Maybe there isn't a broad consensus.

That's all I'm saying. No broad consensus on the total impact compared to other sources

Quote
Maybe there has only been one study that pegs it at 20x. What I'm asking is if you think there is no broad consensus then could you supply some kind evidence, beyond your own assertion, there is, in the literature, differences in opinion about the carbon footprint of the beef industry as compared to other agricultural products that produce protein for human consumption.

So, again, you're asking me to defend a comment I haven't made.  I haven't claimed anything about agricultural products that produce protein.

My position is that the claims of the impact that current levels of meat production have on the environment are exaggerated.  This has led people (even people in this forum) to conclude that the best thing they can do to fight global warming is eat less beef. That's an absurd misdirection.

The best thing individuals can do is to drive and fly less (or switch to electric cars) and use less fossil fuel based energy for heating and cooling.

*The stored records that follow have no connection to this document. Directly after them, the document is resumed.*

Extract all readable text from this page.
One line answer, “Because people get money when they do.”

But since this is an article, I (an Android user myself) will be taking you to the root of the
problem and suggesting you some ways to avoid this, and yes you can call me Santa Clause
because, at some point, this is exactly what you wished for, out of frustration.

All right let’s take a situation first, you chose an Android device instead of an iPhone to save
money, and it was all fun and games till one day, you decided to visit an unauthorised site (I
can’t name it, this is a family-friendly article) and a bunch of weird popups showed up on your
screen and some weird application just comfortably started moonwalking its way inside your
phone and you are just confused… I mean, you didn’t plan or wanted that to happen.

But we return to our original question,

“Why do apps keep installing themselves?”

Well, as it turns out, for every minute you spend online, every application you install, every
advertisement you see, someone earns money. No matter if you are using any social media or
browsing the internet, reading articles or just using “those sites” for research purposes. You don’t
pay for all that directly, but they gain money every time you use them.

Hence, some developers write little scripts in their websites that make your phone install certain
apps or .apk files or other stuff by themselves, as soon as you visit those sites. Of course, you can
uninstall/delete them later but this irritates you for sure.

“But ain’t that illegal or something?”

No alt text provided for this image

The best things civilization can do are reduce the use of fossil fuels for transportation and energy; develop alternative building techniques that generate less greenhouse gas; hasten the development of clean transportation of goods (electric trucks and trains, not using fossil fuels as a primary source). Cutting meat consumption is way down the list.

No.  One of the things people can do to ‘fight’ global heating is to eat less beef, or avoid it altogether.  One thing, but not necessarily the best thing.  There’s nothing stopping a person from reducing beef consumption, and also doing the other things you mention.